Thursday, July 31, 2014

Nabarun Bhattacharya passes away at 66

It's difficult to describe Nabarun Bhattacharya as a writer. He was kind of loose cannon, but firmly anti-establishment and wrote his poetry and fiction out of his conviction. A hard-core Marxist, with an in-depth knowledge of leftist movements and literature, he brought in a fresh wind of change in Bengali literature. He was original, intense, thoughtful, even provocative but never staid, dull or without a sense of humour.

Initially, I had problem with his odd-ball characters: most are lawless creatures, almost lumpens, some subversive, even schizophrenic. They use slang freely.But they were his sticks to beat his demons with.  His demons were capitalism, consumerist culture or powers-that-be. He had profound knowledge of the Kolkata sub-culture, which I think, he was  obsessive about and fond of, in a way.
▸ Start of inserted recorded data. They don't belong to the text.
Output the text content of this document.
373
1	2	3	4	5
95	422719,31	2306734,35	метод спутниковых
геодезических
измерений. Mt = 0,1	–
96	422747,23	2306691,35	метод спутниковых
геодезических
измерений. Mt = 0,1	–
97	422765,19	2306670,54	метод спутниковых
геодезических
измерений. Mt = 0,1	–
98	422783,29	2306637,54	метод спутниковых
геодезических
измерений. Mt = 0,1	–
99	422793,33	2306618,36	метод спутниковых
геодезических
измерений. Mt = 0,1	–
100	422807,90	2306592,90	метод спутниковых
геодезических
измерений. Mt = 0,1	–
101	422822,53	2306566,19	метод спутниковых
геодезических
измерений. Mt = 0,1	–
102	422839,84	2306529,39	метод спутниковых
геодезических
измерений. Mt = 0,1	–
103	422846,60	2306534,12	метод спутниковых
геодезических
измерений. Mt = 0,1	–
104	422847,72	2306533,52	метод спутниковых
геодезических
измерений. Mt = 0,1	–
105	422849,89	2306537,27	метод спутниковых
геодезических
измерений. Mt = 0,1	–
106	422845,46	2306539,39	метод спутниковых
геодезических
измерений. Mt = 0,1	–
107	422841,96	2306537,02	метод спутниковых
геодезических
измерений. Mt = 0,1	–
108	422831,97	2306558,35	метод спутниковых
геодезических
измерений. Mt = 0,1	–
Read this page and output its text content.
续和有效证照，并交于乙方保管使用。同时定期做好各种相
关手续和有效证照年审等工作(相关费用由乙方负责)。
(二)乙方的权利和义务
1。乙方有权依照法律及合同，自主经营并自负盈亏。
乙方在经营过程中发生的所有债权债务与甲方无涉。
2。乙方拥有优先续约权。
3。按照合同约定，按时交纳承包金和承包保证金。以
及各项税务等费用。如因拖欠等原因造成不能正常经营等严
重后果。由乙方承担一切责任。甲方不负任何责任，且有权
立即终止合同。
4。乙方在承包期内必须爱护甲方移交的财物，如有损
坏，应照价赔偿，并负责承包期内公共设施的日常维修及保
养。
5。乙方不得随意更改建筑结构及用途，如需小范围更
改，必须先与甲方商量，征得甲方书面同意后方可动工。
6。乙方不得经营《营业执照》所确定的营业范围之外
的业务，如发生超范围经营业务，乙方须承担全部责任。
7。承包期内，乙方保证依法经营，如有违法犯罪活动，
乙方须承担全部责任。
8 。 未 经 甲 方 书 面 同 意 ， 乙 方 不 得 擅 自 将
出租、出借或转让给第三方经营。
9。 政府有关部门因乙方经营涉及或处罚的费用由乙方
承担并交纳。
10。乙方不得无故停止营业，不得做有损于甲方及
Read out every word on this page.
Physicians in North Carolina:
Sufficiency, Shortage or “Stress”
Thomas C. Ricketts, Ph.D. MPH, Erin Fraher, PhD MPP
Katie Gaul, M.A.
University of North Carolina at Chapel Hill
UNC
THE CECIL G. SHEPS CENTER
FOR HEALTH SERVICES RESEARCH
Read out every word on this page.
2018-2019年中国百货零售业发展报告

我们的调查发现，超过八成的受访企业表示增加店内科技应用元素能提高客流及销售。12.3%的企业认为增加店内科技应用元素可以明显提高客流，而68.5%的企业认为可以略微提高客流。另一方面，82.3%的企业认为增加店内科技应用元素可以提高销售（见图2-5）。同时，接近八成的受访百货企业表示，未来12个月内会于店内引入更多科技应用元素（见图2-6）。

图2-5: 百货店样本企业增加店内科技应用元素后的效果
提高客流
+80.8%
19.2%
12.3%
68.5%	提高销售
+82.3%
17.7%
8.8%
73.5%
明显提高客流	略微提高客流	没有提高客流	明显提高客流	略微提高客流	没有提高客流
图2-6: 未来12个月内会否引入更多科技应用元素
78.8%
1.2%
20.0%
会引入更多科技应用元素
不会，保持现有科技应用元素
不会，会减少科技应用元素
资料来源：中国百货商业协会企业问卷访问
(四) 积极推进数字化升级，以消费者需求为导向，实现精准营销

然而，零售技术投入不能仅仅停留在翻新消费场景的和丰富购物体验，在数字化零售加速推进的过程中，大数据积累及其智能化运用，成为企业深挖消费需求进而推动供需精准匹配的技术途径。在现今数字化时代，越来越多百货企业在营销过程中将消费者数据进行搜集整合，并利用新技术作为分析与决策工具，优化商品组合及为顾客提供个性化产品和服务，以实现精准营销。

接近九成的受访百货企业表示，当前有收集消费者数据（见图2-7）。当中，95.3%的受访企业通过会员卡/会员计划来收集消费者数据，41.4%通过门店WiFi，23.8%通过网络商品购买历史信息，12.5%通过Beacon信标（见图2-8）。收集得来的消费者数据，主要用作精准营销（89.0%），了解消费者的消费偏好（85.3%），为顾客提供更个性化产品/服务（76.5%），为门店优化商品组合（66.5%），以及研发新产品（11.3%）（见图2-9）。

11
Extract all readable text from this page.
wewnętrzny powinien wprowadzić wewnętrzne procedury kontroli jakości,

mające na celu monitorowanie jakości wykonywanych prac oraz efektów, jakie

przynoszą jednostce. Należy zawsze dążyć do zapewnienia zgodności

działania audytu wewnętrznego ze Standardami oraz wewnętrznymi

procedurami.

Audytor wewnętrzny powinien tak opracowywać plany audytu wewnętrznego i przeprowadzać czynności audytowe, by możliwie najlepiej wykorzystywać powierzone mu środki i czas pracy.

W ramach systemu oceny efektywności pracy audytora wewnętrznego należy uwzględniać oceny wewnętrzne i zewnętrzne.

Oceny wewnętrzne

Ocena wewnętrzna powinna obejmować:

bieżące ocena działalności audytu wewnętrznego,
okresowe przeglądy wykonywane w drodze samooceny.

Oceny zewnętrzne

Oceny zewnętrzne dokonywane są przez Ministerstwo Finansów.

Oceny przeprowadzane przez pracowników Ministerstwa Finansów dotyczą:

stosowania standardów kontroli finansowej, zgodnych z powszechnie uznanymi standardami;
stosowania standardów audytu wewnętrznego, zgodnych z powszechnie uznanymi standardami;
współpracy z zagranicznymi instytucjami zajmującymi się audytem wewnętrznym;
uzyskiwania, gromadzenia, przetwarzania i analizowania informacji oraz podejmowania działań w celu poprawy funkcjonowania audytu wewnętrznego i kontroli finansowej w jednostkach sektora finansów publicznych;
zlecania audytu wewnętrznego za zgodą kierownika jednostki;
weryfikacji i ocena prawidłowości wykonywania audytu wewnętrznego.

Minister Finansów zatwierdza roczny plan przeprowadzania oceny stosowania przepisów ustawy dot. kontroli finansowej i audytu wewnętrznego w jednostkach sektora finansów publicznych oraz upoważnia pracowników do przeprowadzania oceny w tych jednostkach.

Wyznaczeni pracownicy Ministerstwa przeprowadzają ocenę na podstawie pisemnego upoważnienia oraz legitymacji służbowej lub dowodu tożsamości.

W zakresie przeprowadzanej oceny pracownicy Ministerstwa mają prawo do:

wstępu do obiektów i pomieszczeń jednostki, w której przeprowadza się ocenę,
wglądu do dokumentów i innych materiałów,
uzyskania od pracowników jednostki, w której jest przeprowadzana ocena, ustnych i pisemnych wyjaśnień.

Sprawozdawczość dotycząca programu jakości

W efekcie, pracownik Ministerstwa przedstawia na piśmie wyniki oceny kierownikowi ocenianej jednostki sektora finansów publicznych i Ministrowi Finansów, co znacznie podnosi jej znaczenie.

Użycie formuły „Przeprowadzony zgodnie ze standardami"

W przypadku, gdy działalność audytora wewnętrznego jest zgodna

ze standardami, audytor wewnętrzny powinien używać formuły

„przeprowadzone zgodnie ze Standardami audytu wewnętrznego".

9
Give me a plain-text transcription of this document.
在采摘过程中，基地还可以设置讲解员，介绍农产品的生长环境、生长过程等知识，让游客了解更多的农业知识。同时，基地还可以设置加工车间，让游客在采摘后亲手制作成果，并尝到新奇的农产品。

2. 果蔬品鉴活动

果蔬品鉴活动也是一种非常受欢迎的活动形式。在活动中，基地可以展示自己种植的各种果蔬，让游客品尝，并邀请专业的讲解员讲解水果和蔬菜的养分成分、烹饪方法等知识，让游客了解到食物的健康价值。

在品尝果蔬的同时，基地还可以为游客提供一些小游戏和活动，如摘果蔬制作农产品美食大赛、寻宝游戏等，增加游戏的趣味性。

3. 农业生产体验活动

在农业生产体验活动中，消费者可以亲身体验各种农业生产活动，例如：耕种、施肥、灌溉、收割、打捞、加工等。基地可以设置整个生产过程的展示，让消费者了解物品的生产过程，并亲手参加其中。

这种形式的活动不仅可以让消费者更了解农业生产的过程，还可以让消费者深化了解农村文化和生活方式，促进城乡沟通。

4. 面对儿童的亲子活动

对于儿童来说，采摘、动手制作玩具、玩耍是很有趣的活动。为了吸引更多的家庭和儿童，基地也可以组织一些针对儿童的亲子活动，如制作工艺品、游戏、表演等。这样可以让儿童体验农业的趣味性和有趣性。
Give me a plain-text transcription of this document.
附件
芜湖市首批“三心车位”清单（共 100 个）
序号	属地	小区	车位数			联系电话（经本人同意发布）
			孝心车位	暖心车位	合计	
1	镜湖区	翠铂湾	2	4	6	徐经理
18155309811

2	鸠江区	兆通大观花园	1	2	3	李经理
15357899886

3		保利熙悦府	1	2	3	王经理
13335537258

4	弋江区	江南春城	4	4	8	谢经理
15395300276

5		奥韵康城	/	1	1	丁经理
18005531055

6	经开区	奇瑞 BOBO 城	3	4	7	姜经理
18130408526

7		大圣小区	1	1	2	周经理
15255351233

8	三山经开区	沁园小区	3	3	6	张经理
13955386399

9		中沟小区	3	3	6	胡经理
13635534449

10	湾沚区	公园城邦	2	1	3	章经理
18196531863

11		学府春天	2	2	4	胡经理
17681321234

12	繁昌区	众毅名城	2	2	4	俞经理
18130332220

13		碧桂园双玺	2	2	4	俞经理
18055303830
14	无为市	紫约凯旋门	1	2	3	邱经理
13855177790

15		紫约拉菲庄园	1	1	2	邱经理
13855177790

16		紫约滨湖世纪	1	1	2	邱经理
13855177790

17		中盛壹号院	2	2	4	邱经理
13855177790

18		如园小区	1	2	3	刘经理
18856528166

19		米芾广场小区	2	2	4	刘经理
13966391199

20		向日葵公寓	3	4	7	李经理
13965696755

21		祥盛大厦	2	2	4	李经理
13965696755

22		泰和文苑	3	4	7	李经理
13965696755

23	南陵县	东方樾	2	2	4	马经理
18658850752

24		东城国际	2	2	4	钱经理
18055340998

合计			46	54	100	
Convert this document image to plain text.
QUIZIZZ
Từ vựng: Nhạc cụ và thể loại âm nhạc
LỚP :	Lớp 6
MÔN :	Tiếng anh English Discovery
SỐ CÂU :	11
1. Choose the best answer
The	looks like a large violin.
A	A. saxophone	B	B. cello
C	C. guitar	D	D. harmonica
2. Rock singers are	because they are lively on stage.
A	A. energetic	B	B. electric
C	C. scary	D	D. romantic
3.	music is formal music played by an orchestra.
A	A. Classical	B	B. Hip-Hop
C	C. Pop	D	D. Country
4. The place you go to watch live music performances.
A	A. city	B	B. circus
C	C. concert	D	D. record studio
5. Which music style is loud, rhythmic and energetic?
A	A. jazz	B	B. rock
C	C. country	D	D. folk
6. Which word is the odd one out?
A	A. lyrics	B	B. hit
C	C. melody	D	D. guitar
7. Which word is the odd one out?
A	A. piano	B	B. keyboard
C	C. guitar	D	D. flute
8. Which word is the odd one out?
I spent the better part of this summer reading his complete collection of novels. I read Kangal Malsat for the first time. Who can forget the fyataroos, the people who can fly and stay suspended in the air for a while, and wreak havoc with the administrative structure? It was awesome as a novel. I laughed out quite a lot while reading the novel. In the guise of a fantasy, it depicted the contour of our establishment in a brilliant way.

I don't know of any other living writer, not only in Bengali literature, but in world literature as well, who is so forthright, profound and talented.